The ALJ made the following findings of fact regarding the testimony of Mr. Peterson. Mr. Peterson was the director of Human Resources for the employer. Mr. Peterson reiterated that the claimant was terminated because of her failure to follow the employer's processes and procedures. Mr. Peterson testified that the claimant had a history of difficulties following procedures. The ALJ found that although the claimant explained that she was terminated from employment because of her work-related injuries and did not agree with the information in her write-ups, the record revealed that the claimant was terminated for her job performance and inability to follow the employers' procedures.
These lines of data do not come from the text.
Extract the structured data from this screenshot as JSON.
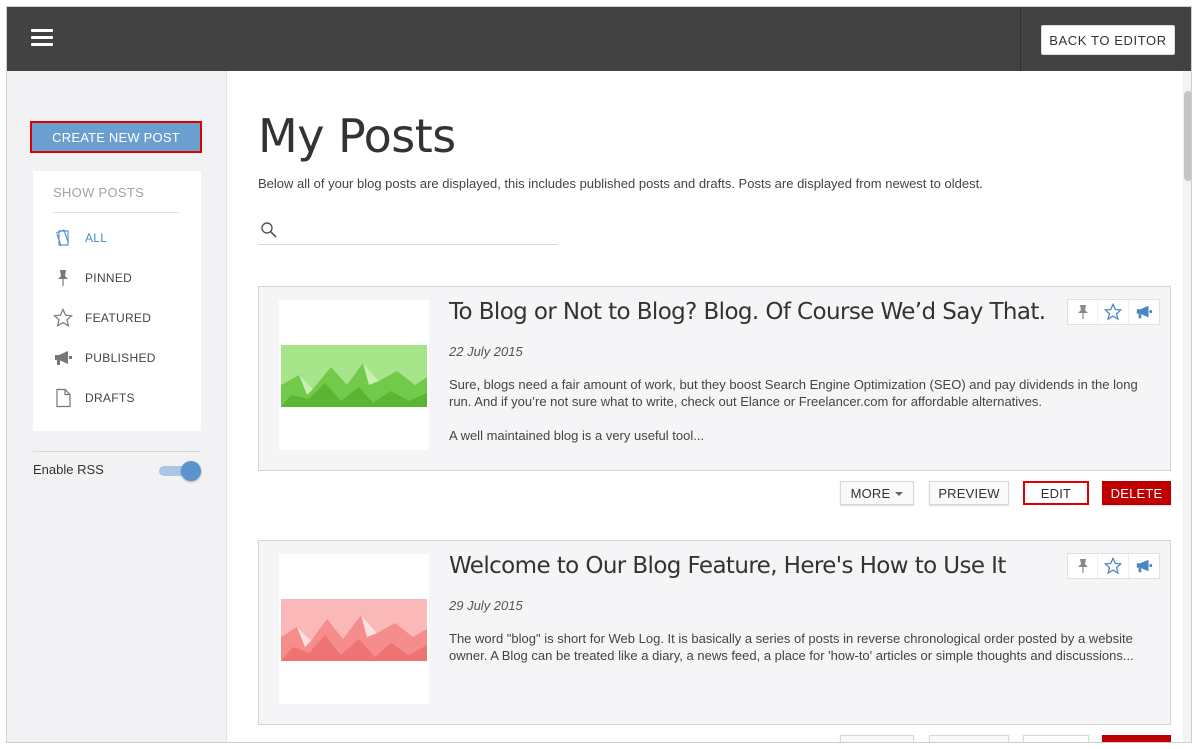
{
  "topbar": {
    "back_label": "BACK TO EDITOR"
  },
  "sidebar": {
    "create_label": "CREATE NEW POST",
    "filter_title": "SHOW POSTS",
    "filters": [
      {
        "label": "ALL",
        "icon": "all-posts-icon",
        "active": true
      },
      {
        "label": "PINNED",
        "icon": "pin-icon",
        "active": false
      },
      {
        "label": "FEATURED",
        "icon": "star-icon",
        "active": false
      },
      {
        "label": "PUBLISHED",
        "icon": "megaphone-icon",
        "active": false
      },
      {
        "label": "DRAFTS",
        "icon": "document-icon",
        "active": false
      }
    ],
    "rss_label": "Enable RSS",
    "rss_enabled": true
  },
  "main": {
    "title": "My Posts",
    "description": "Below all of your blog posts are displayed, this includes published posts and drafts. Posts are displayed from newest to oldest.",
    "search_placeholder": "",
    "posts": [
      {
        "title": "To Blog or Not to Blog? Blog. Of Course We’d Say That.",
        "date": "22 July 2015",
        "excerpt": [
          "Sure, blogs need a fair amount of work, but they boost Search Engine Optimization (SEO) and pay dividends in the long run. And if you’re not sure what to write, check out Elance or Freelancer.com for affordable alternatives.",
          "A well maintained blog is a very useful tool..."
        ],
        "thumb_color": "#8fd96a"
      },
      {
        "title": "Welcome to Our Blog Feature, Here's How to Use It",
        "date": "29 July 2015",
        "excerpt": [
          "The word \"blog\" is short for Web Log. It is basically a series of posts in reverse chronological order posted by a website owner. A Blog can be treated like a diary, a news feed, a place for 'how-to' articles or simple thoughts and discussions..."
        ],
        "thumb_color": "#f59a9a"
      }
    ],
    "actions": {
      "more_label": "MORE",
      "preview_label": "PREVIEW",
      "edit_label": "EDIT",
      "delete_label": "DELETE"
    }
  },
  "colors": {
    "topbar": "#424242",
    "accent": "#6b9fd0",
    "delete": "#c00000",
    "highlight": "#e00000"
  }
}
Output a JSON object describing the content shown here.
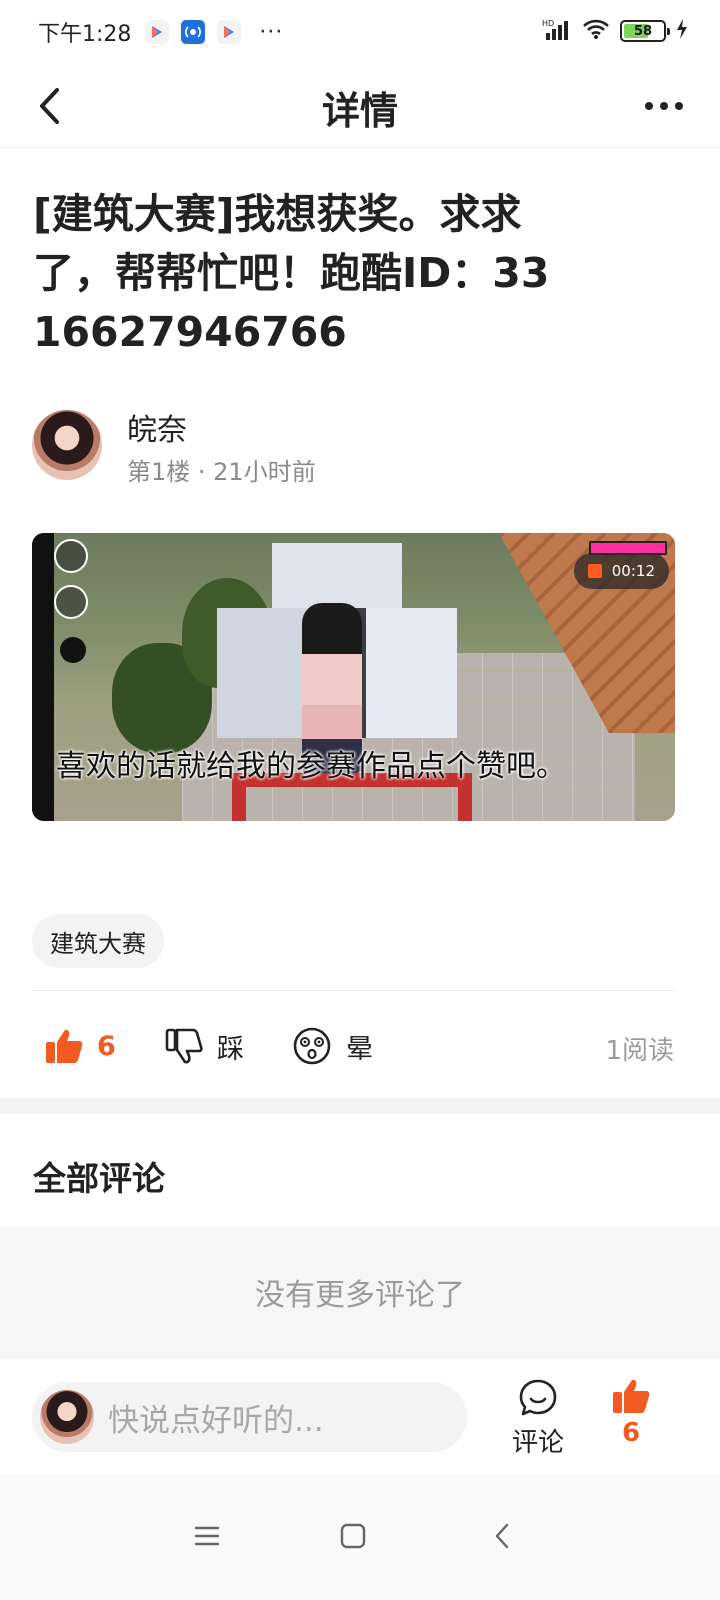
{
  "status_bar": {
    "time": "下午1:28",
    "more": "···",
    "battery": "58"
  },
  "header": {
    "title": "详情"
  },
  "post": {
    "title": "[建筑大赛]我想获奖。求求了，帮帮忙吧！跑酷ID：3316627946766",
    "author": {
      "name": "皖奈",
      "meta": "第1楼 · 21小时前"
    },
    "video": {
      "caption": "喜欢的话就给我的参赛作品点个赞吧。",
      "timer": "00:12"
    },
    "tag": "建筑大赛",
    "reactions": {
      "like_count": "6",
      "dislike_label": "踩",
      "dizzy_label": "晕"
    },
    "read_count": "1阅读"
  },
  "comments": {
    "title": "全部评论",
    "empty_text": "没有更多评论了"
  },
  "bottom_bar": {
    "placeholder": "快说点好听的...",
    "comment_label": "评论",
    "like_count": "6"
  },
  "colors": {
    "accent": "#f25a21",
    "muted": "#9b9b9b"
  }
}
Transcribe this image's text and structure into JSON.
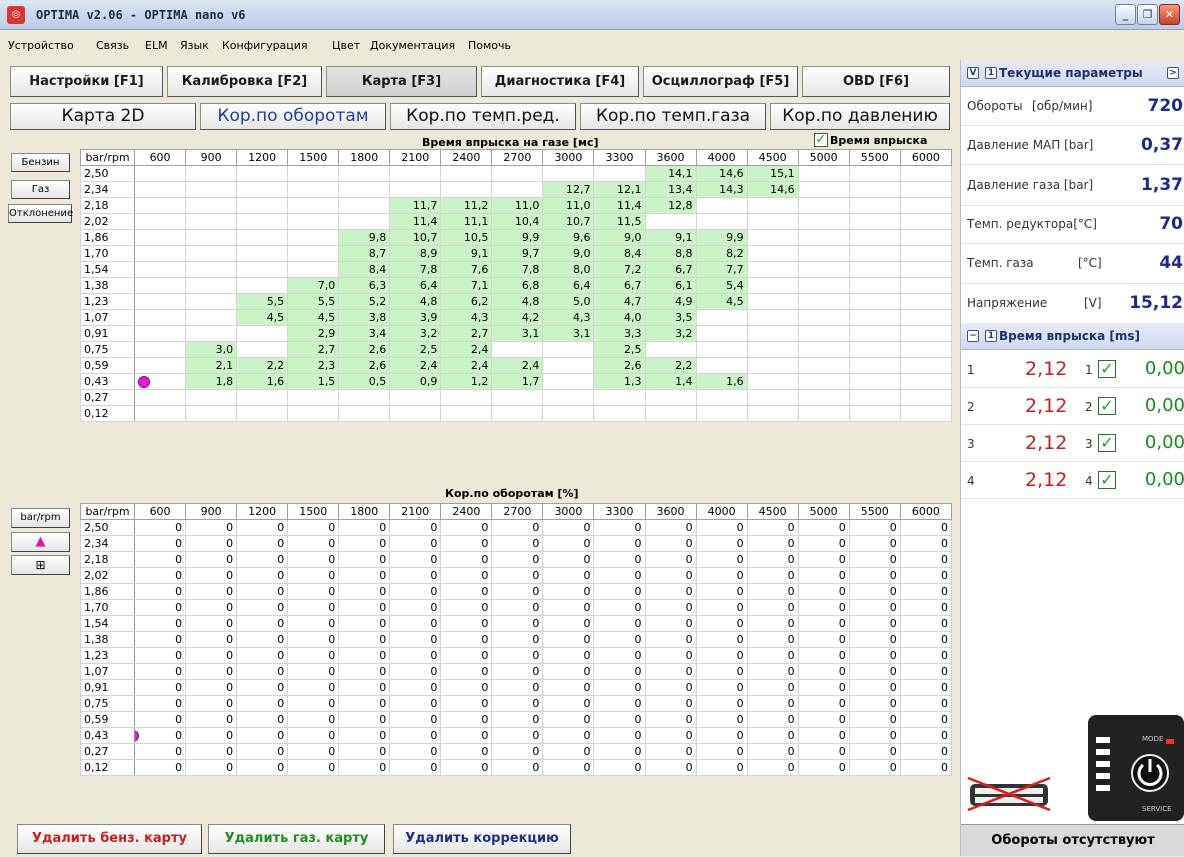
{
  "window": {
    "title": "OPTIMA v2.06  -  OPTIMA nano v6",
    "icon": "optima-icon"
  },
  "menu": [
    "Устройство",
    "Связь",
    "ELM",
    "Язык",
    "Конфигурация",
    "Цвет",
    "Документация",
    "Помочь"
  ],
  "main_tabs": [
    "Настройки [F1]",
    "Калибровка [F2]",
    "Карта [F3]",
    "Диагностика [F4]",
    "Осциллограф [F5]",
    "OBD [F6]"
  ],
  "sub_tabs": [
    "Карта 2D",
    "Кор.по оборотам",
    "Кор.по темп.ред.",
    "Кор.по темп.газа",
    "Кор.по давлению"
  ],
  "side_buttons": {
    "petrol": "Бензин",
    "gas": "Газ",
    "deviation": "Отклонение",
    "bar_rpm": "bar/rpm"
  },
  "top_table": {
    "title": "Время впрыска на газе [мс]",
    "checkbox_label": "Время впрыска",
    "corner": "bar/rpm",
    "rpm": [
      "600",
      "900",
      "1200",
      "1500",
      "1800",
      "2100",
      "2400",
      "2700",
      "3000",
      "3300",
      "3600",
      "4000",
      "4500",
      "5000",
      "5500",
      "6000"
    ],
    "rows": [
      {
        "bar": "2,50",
        "v": [
          "",
          "",
          "",
          "",
          "",
          "",
          "",
          "",
          "",
          "",
          "14,1",
          "14,6",
          "15,1",
          "",
          "",
          ""
        ]
      },
      {
        "bar": "2,34",
        "v": [
          "",
          "",
          "",
          "",
          "",
          "",
          "",
          "",
          "12,7",
          "12,1",
          "13,4",
          "14,3",
          "14,6",
          "",
          "",
          ""
        ]
      },
      {
        "bar": "2,18",
        "v": [
          "",
          "",
          "",
          "",
          "",
          "11,7",
          "11,2",
          "11,0",
          "11,0",
          "11,4",
          "12,8",
          "",
          "",
          "",
          "",
          ""
        ]
      },
      {
        "bar": "2,02",
        "v": [
          "",
          "",
          "",
          "",
          "",
          "11,4",
          "11,1",
          "10,4",
          "10,7",
          "11,5",
          "",
          "",
          "",
          "",
          "",
          ""
        ]
      },
      {
        "bar": "1,86",
        "v": [
          "",
          "",
          "",
          "",
          "9,8",
          "10,7",
          "10,5",
          "9,9",
          "9,6",
          "9,0",
          "9,1",
          "9,9",
          "",
          "",
          "",
          ""
        ]
      },
      {
        "bar": "1,70",
        "v": [
          "",
          "",
          "",
          "",
          "8,7",
          "8,9",
          "9,1",
          "9,7",
          "9,0",
          "8,4",
          "8,8",
          "8,2",
          "",
          "",
          "",
          ""
        ]
      },
      {
        "bar": "1,54",
        "v": [
          "",
          "",
          "",
          "",
          "8,4",
          "7,8",
          "7,6",
          "7,8",
          "8,0",
          "7,2",
          "6,7",
          "7,7",
          "",
          "",
          "",
          ""
        ]
      },
      {
        "bar": "1,38",
        "v": [
          "",
          "",
          "",
          "7,0",
          "6,3",
          "6,4",
          "7,1",
          "6,8",
          "6,4",
          "6,7",
          "6,1",
          "5,4",
          "",
          "",
          "",
          ""
        ]
      },
      {
        "bar": "1,23",
        "v": [
          "",
          "",
          "5,5",
          "5,5",
          "5,2",
          "4,8",
          "6,2",
          "4,8",
          "5,0",
          "4,7",
          "4,9",
          "4,5",
          "",
          "",
          "",
          ""
        ]
      },
      {
        "bar": "1,07",
        "v": [
          "",
          "",
          "4,5",
          "4,5",
          "3,8",
          "3,9",
          "4,3",
          "4,2",
          "4,3",
          "4,0",
          "3,5",
          "",
          "",
          "",
          "",
          ""
        ]
      },
      {
        "bar": "0,91",
        "v": [
          "",
          "",
          "",
          "2,9",
          "3,4",
          "3,2",
          "2,7",
          "3,1",
          "3,1",
          "3,3",
          "3,2",
          "",
          "",
          "",
          "",
          ""
        ]
      },
      {
        "bar": "0,75",
        "v": [
          "",
          "3,0",
          "",
          "2,7",
          "2,6",
          "2,5",
          "2,4",
          "",
          "",
          "2,5",
          "",
          "",
          "",
          "",
          "",
          ""
        ]
      },
      {
        "bar": "0,59",
        "v": [
          "",
          "2,1",
          "2,2",
          "2,3",
          "2,6",
          "2,4",
          "2,4",
          "2,4",
          "",
          "2,6",
          "2,2",
          "",
          "",
          "",
          "",
          ""
        ]
      },
      {
        "bar": "0,43",
        "v": [
          "",
          "1,8",
          "1,6",
          "1,5",
          "0,5",
          "0,9",
          "1,2",
          "1,7",
          "",
          "1,3",
          "1,4",
          "1,6",
          "",
          "",
          "",
          ""
        ]
      },
      {
        "bar": "0,27",
        "v": [
          "",
          "",
          "",
          "",
          "",
          "",
          "",
          "",
          "",
          "",
          "",
          "",
          "",
          "",
          "",
          ""
        ]
      },
      {
        "bar": "0,12",
        "v": [
          "",
          "",
          "",
          "",
          "",
          "",
          "",
          "",
          "",
          "",
          "",
          "",
          "",
          "",
          "",
          ""
        ]
      }
    ]
  },
  "bottom_table": {
    "title": "Кор.по оборотам [%]",
    "corner": "bar/rpm",
    "rpm": [
      "600",
      "900",
      "1200",
      "1500",
      "1800",
      "2100",
      "2400",
      "2700",
      "3000",
      "3300",
      "3600",
      "4000",
      "4500",
      "5000",
      "5500",
      "6000"
    ],
    "bars": [
      "2,50",
      "2,34",
      "2,18",
      "2,02",
      "1,86",
      "1,70",
      "1,54",
      "1,38",
      "1,23",
      "1,07",
      "0,91",
      "0,75",
      "0,59",
      "0,43",
      "0,27",
      "0,12"
    ],
    "value": "0"
  },
  "actions": {
    "del_petrol": "Удалить бенз. карту",
    "del_gas": "Удалить газ. карту",
    "del_corr": "Удалить коррекцию"
  },
  "panel": {
    "params_title": "Текущие параметры",
    "params": [
      {
        "label": "Обороты",
        "unit": "[обр/мин]",
        "value": "720"
      },
      {
        "label": "Давление МАП [bar]",
        "unit": "",
        "value": "0,37"
      },
      {
        "label": "Давление газа [bar]",
        "unit": "",
        "value": "1,37"
      },
      {
        "label": "Темп. редуктора[°C]",
        "unit": "",
        "value": "70"
      },
      {
        "label": "Темп. газа",
        "unit": "[°C]",
        "value": "44"
      },
      {
        "label": "Напряжение",
        "unit": "[V]",
        "value": "15,12"
      }
    ],
    "inj_title": "Время впрыска [ms]",
    "injectors": [
      {
        "n": "1",
        "val": "2,12",
        "n2": "1",
        "val2": "0,00"
      },
      {
        "n": "2",
        "val": "2,12",
        "n2": "2",
        "val2": "0,00"
      },
      {
        "n": "3",
        "val": "2,12",
        "n2": "3",
        "val2": "0,00"
      },
      {
        "n": "4",
        "val": "2,12",
        "n2": "4",
        "val2": "0,00"
      }
    ],
    "device": {
      "mode": "MODE",
      "service": "SERVICE"
    },
    "status": "Обороты отсутствуют"
  },
  "colors": {
    "cell_green": "#caf4c5",
    "marker": "#e51ad7",
    "value_blue": "#1d2a8a",
    "value_red": "#c21f1f",
    "value_green": "#18891a"
  }
}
In our view, the ALJ's findings are sufficient to permit appellate review and the ALJ resolved conflicts in the evidence based upon weighing of the evidence and his credibility determinations. Further, as noted above we must presume that the ALJ's factual findings are supported by the record. Additionally the findings support the conclusion that the claimant was responsible for her termination from employment. The ALJ correctly applied the law and did not err in denying benefits. Accordingly, we perceive no basis on which to disturb the ALJ's order.
IT IS THEREFORE ORDERED that the ALJ's order dated March 29, 2010 is affirmed.
INDUSTRIAL CLAIM APPEALS PANEL
____________________________________ Johff D. Baird
____________________________________ Thomas Schrant
TINA LUCAS, LEESBURG RD, PARKER, CO, (Claimant).
ORALABS, INC., PARKER, CO, (Employer).
PINNACOL ASSURANCE, Attn: HARVEY D FLEWELLING, DENVER, CO, (Insurer).
JANICE M. GREENING, ESQ., DENVER, CO, (For Claimant).
RUEGSEGGER SIMONS SMITH STERN LLC, Attn: DAVID L. SMITH ESQ., DENVER, CO, (For Respondents).